12 Swimming with sharks
Very Special Agent Large and in Charge Anthony DiNozzo is in a strange place, not awake, not asleep, not quite dreaming, this not unpleasant state occasionally jogged by a sense of something terribly unpleasant just out of sight. Like being some clueless teenager in a horror flick, ambling through the sun-dappled woods, not knowing that the camera keeps cutting away to a bad guy in the shadows wearing a mask. Or like floating in the warm Mediterranean water off Málaga and being nosed every now and then by a shark. Yeah, more like that.
So: here's the thing about Ziva David. Girl has her own appetites, not small, and she's almost always game for what Ducky would call a bit of the slap and tickle. Not offended by the idea that once a day and twice on holidays is reasonable. She gives as good as she gets.
She's not much of a talker, unless you like insults, which is something they have in common, and she's really not much for the mushy stuff, which is something they don't have so much in common, because Very Special Agent is hesitant about dishing it out—no man in his right mind wants to look weak to a woman with an enormous knife collection—but he does lap it up.
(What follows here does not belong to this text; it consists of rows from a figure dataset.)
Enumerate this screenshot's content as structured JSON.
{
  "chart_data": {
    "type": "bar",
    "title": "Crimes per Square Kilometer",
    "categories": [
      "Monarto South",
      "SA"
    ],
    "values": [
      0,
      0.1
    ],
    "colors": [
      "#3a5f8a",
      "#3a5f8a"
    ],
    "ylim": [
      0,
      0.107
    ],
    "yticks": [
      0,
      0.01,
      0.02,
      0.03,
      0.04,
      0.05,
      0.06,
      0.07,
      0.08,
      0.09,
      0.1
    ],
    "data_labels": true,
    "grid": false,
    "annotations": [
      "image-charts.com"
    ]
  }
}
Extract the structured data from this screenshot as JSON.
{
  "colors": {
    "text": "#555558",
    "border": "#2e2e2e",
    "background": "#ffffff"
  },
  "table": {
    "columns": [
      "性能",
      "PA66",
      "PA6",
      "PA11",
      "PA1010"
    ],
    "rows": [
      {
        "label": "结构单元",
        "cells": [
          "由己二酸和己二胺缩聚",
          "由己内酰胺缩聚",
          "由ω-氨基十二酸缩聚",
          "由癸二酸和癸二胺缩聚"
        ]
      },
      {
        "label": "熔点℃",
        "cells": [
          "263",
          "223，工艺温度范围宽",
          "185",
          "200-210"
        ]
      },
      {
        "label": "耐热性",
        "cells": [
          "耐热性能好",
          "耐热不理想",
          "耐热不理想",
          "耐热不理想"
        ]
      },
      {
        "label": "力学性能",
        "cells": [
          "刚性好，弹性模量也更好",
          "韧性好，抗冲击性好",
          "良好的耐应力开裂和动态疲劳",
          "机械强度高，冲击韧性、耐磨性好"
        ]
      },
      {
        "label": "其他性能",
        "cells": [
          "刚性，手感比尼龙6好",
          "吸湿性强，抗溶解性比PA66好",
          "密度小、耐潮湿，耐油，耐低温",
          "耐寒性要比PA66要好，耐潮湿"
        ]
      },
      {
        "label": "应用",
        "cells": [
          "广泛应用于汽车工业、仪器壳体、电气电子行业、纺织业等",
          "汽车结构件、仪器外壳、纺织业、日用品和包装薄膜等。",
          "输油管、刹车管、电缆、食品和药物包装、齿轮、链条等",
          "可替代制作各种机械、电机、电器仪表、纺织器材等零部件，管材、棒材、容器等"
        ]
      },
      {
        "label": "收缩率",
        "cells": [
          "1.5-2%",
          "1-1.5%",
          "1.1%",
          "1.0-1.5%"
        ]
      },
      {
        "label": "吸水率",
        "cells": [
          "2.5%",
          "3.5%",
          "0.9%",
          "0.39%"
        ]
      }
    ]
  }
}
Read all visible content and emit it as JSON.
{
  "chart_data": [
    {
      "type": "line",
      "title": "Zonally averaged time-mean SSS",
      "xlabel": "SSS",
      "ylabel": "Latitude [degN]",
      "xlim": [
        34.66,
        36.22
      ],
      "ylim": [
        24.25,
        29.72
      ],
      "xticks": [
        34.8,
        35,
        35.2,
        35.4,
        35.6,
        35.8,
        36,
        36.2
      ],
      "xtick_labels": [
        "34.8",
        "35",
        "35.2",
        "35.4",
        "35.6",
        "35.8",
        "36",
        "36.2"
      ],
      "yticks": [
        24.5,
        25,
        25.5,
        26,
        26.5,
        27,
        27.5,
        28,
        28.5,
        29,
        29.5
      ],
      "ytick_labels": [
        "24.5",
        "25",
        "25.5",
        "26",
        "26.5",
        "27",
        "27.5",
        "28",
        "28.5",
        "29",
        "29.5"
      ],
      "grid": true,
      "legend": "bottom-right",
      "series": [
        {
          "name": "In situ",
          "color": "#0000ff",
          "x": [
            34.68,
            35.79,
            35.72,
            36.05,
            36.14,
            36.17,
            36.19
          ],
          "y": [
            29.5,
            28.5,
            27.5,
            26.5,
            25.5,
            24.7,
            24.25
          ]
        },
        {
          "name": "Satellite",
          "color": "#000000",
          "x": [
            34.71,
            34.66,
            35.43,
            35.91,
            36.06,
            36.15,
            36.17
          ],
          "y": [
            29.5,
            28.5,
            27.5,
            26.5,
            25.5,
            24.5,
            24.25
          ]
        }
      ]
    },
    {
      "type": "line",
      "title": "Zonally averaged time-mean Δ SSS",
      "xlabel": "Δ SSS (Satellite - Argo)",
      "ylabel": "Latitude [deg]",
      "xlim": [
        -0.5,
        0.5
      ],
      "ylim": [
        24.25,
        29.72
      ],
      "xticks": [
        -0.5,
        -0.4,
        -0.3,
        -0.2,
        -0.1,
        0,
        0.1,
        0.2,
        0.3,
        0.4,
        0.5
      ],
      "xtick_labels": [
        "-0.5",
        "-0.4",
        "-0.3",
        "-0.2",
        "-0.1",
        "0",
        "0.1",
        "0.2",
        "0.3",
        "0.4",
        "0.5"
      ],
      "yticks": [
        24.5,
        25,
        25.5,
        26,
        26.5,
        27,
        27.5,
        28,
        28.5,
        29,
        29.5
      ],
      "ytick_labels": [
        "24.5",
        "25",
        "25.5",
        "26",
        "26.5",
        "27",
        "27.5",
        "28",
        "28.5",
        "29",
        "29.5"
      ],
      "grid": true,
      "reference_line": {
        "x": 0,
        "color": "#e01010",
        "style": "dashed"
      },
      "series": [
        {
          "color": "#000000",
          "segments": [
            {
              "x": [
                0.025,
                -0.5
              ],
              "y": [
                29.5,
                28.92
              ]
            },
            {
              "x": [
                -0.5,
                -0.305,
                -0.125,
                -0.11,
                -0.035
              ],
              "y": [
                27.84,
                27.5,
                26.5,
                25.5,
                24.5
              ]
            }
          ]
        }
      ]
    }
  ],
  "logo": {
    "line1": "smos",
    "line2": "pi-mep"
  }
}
Could live on it, probably. With Ziva you could go six months or more without an endearment that doesn't mention your hind end or its alleged hairiness. I love you is apparently reserved for leap years.
So this morning—was it this morning?—he'd followed her into the shower expecting a quick snack, and happy enough with the prospect. She'd been in the mood for something quite different as it turned out, and it was neither quick nor snack-sized. Because she doesn't say much, and she didn't then, but every so often you get this moment when she takes your face in her hands so you can't look away and she pulls in close so you see nothing but two enormous dark eyes and there is nothing in those dark eyes but the very Zivaness of Ziva and those eyes tell you that she is all on in this and that she wants you all in on this with her and that this is the only thing worth wanting. And you hope that you look the same back, but you worry a little that mostly you look goofy, because this is something you don't get used to. And then she moves in on you and it's movie-love kisses and you think that the man who first put a bench in a shower is a genius. And afterwards you try not to think about it too much because you don't want to wear it out, and you tell yourself that words are way overrated, and it's a long time before the hairy butt jokes seem too frequent.
Good times, hence the whole warm Mediterranean water metaphor. (Analogy? He can never remember which is which.) The shark? He can't remember. But he knows something terrible has happened, something that makes it seem as if this morning were already a long time ago, that there will be no more mornings like that, that he will never see the Zivaness of Ziva again, and no measure of "Good job" or "tight ship" or even "I love you" could ever make up for the loss.
And so he can't wake himself up to see the shark. He's not floating, more like drowning. And sharks are patient.